As part of its Artemis program to return humans to the moon within this decade, NASA has a minimum requirement that its "human landing system" must be able to deliver 865 kilograms to the lunar surface . This is based on the quality of the two crew members and the equipment required for their short stay.
However, in choosing the SpaceX starship vehicle as its human lander, NASA chose a more capable system. In fact, starship will be able to deliver 100 metric tons to the lunar surface, more than 100 times NASA's benchmark target. At the ascendxtexas space conference in Houston last week, SpaceX researchers urged NASA to explore more starship delivery potential. This will be completely different from any capability NASA has previously had.

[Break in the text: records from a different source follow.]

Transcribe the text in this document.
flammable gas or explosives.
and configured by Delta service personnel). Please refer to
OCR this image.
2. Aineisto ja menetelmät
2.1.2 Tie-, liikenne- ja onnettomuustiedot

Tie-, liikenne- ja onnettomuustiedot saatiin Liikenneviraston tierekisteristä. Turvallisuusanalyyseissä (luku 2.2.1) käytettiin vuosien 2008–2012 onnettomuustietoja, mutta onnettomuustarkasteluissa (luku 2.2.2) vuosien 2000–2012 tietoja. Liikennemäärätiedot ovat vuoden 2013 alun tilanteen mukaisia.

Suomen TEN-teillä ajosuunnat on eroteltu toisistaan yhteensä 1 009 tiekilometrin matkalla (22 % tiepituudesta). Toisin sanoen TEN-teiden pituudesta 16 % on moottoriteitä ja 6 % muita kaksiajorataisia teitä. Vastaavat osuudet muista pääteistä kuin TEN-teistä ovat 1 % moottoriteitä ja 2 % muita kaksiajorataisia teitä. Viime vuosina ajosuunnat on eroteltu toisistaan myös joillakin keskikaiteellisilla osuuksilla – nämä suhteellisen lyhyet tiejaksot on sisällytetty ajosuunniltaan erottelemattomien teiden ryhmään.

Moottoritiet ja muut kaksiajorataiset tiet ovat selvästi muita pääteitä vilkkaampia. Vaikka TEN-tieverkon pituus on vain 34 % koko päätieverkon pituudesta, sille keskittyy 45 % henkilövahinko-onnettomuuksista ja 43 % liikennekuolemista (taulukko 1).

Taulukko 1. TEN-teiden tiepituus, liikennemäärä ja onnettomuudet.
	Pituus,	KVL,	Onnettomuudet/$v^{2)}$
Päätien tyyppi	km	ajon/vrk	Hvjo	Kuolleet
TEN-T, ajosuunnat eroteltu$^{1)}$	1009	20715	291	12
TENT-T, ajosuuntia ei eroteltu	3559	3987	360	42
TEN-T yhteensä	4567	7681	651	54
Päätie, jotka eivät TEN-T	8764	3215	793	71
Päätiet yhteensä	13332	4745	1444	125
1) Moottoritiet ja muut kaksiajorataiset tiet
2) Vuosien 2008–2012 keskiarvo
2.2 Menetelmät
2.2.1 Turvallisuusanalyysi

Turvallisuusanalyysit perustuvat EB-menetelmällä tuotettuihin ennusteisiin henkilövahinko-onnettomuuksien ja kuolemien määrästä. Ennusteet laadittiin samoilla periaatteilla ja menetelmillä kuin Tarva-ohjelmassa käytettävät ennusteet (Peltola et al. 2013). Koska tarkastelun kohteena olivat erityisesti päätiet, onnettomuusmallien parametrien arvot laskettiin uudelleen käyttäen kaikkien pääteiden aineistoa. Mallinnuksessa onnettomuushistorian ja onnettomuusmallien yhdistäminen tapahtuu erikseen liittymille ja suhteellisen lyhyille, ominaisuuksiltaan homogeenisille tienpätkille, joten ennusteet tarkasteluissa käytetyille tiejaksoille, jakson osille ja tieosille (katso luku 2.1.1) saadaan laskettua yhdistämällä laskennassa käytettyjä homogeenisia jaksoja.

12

For comparison, the Apollo lunar module spacecraft can carry about 5 tons of cargo to the lunar surface.
Because starship is so ambitious, it is bigger, more powerful and completely reusable than Saturn v. In reality, SpaceX still faces major technical challenges before it is ready to provide an interstellar transportation system suitable for flight. NASA has made a bet on the Starship. With its selection as Artemis's human landing system, this large cutting-edge aircraft is now on the critical path of human landing on the moon, which is NASA's most ambitious human space flight plan in half a century.
There is some evidence that the concept is beginning to gain acceptance in the wider space community. For example, a group of planetary scientists have become enthusiastic about starship's idea of opening a new era of exploration for the solar system. The scientists said that when SpaceX launches its first test mission to Mars, NASA should prepare experimental payloads to take advantage of the mass and volume capabilities of the new aircraft.